Great article on the fundamental problems associated with mutable state. The fundamental problem is that the idea of an object with a set of state that is the same to all observers violates pretty much the whole of information theory. It's not a problem that will ever be fixed with out changing the fundamental laws of the universe.
Ditch the mutable data and you can stop asking questions like what do we do if 10 becomes 10.5 before it becomes 11 and start storing values which never change.
Information theory does not have a problem, only, as you say, our universe. Mathematicians and their various hangers-on like programming language researchers often prefer to deal with models that have no concept of time, in which the very concept of "observer" is extraneous since there isn't really anything like a "point of view". Everything just... is.

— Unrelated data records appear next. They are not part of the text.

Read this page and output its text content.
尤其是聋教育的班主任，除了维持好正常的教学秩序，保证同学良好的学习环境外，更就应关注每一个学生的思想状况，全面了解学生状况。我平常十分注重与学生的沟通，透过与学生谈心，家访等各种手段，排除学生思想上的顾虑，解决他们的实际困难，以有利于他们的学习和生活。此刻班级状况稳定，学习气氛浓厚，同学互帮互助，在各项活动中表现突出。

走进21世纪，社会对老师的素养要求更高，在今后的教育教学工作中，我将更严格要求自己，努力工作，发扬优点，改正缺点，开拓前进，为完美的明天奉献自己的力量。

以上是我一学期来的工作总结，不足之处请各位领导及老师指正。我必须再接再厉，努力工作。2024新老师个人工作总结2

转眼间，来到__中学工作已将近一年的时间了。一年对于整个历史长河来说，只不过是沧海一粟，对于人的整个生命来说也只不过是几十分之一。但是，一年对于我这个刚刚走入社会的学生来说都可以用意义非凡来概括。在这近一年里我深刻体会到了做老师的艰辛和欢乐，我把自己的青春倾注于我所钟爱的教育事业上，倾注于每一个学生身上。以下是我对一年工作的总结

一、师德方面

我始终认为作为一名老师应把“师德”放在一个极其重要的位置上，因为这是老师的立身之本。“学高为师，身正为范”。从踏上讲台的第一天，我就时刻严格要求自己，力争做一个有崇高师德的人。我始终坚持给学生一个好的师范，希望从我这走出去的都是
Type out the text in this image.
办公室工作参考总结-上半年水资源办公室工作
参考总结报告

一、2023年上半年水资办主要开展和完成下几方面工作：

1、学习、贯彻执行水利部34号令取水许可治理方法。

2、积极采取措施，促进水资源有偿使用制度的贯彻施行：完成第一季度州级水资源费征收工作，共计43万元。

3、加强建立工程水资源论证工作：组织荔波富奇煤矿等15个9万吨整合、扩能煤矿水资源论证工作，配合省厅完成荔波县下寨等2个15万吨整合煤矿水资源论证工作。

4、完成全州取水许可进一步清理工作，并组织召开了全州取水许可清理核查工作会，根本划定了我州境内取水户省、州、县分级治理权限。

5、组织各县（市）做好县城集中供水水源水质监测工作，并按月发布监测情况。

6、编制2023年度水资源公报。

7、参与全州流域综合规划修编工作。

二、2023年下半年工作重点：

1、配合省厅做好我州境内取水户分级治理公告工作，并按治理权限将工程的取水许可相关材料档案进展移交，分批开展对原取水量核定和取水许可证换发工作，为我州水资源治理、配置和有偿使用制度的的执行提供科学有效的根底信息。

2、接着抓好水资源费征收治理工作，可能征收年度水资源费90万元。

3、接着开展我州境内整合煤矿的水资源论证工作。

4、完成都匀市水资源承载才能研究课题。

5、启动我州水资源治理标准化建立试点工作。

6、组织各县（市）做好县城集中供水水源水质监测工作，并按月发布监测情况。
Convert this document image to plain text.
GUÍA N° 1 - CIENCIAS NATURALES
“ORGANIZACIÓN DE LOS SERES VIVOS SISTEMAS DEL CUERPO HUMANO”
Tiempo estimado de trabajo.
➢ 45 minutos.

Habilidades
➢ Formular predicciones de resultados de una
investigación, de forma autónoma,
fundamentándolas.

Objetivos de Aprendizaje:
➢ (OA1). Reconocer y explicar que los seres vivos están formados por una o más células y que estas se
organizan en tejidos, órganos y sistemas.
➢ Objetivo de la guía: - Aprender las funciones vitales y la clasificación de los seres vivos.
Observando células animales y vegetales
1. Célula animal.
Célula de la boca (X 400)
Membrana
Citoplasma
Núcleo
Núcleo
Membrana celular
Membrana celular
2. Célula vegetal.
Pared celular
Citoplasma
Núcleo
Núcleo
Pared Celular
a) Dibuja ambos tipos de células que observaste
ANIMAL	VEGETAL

Also, I think the focus on immutability misses the more interesting discussion about lattices and how important they are to distributed programming. Check out this video, which will take you up from the beginning: http://vimeo.com/53904989
(Seriously, if you do anything remotely distributed, this is required viewing. There's some serious stuff going on in the distributed world and this is a great intro.)
The talk is getting interesting at 11 minutes in. But I can't find the slides anywhere and the video was edited by someone who likes to show the slide for 5 seconds and the person pointing at it for 2 minutes.
The question of consensus and mutability are, to some extent, separable; immutable data does not provide liveness without consensus guarantees. See, for instance, Datomic's design, where a strong coordinator is needed to serialize updates to otherwise immutable/replayable state.
Indeed. Although the use of confluent data structures where possible combined with immutable data stores combined and 'live' functional reactive programming across device boundaries -would- drastically simplify cases like these.
The argument here is basically to replace mutable state with event sourcing. It's an interesting idea and sometimes the right one, but if each user action that triggered a one cell update becomes an event I have to keep forever, I see my database size exploding. This is also going to yield performance problems I'll be tempted to avert with caching, leading to fantastically bad performance or cascading failures whenever the caches fail or are restarted.
I'm sure it's the right answer for some people, some of the time. In fact, I'm sure it's not applied as frequently as it should be. But it's definitely a specialized tool with special applications, where mutable state is, for better or worse, the hammer we can and ought to continue relying on.
> but if each user action that triggered a one cell update becomes an event I have to keep forever, I see my database size exploding
I think there might be a balance here: you can always garbage-collect events that are already merged in an updated value of the given object. Depending on the requirement, this GC can be done e.g. after days or after months of that merge...
Doesn't having an "updated value" imply mutable state? If I have some, why not have it all? Having both mutable state and a complex folding operation to maintain it is going to give me multiple sources for the same information. Which one will be authoritative? I'd expect a compromise to be worse than either extreme.
I assume you have 'events' that you will 'merge' together in a single state object (in case you want to display something). So the operation is to fetch every related event, merge, display.
Now the 'folding' can be defined as snapshotting the 'merged state'. Instead of fetching 10 events, after the folding + GC, you will fetch e.g. 2 + the folded one. You are saving some CPU and bandwidth over time and that's it.
> The argument here is basically to replace mutable state with event sourcing. It's an interesting idea and sometimes the right one, but if each user action that triggered a one cell update becomes an event I have to keep forever, I see my database size exploding.
Once an event is visible to all users, it can be merged into the base state of the system and no longer needs to be stored (or at least kept online) as a separate event. For the performance reasons you allude to, you probably want to do that as much as possible.
(This is still effectively an append-only series of immutable states, but losing, at least from regular on-line access, "older" states that no one can see anymore.)
There's the rub: any GC/compaction (and when you get down to it, any read) is actually a distributed consensus problem. If you're interested in this problem, you might take a look at the CRDT garbage collection literature for more details.
> if each user action that triggered a one cell update becomes an event I have to keep forever, I see my database size exploding
Yes I could see that getting prohibitively expensive when SSDs cost 70 cents/GB and hard drives 5 cents/GB. You should really throw out your historical data at those kinds of costs, probably not worth 5 cents per GB.
Personally, that's why I don't keep backups, files change all the time, and I was going broke making sure I had older copies of my data. I'd rather just rewrite all my code and retake all my pictures.
Perhaps 100s of TBs but 100 of GBs is not a difficult problem to solve, perhaps once you get to more than 100 TB you'd be beyond the capabilities of a single chassis.
Even a petabyte should fit in a rack or two.
I really fail to understand how a business could acquire that much data and not be able to sell it.
As the other commenters have pointed out, I'm pretty sure that you're supposed to compact old events once they have been determined to be eventually consistent amongst all (or almost all) of the nodes.
Ditch the mutable data and you can stop asking questions like what do we do if 10 becomes 10.5 before it becomes 11 and start storing values which never change.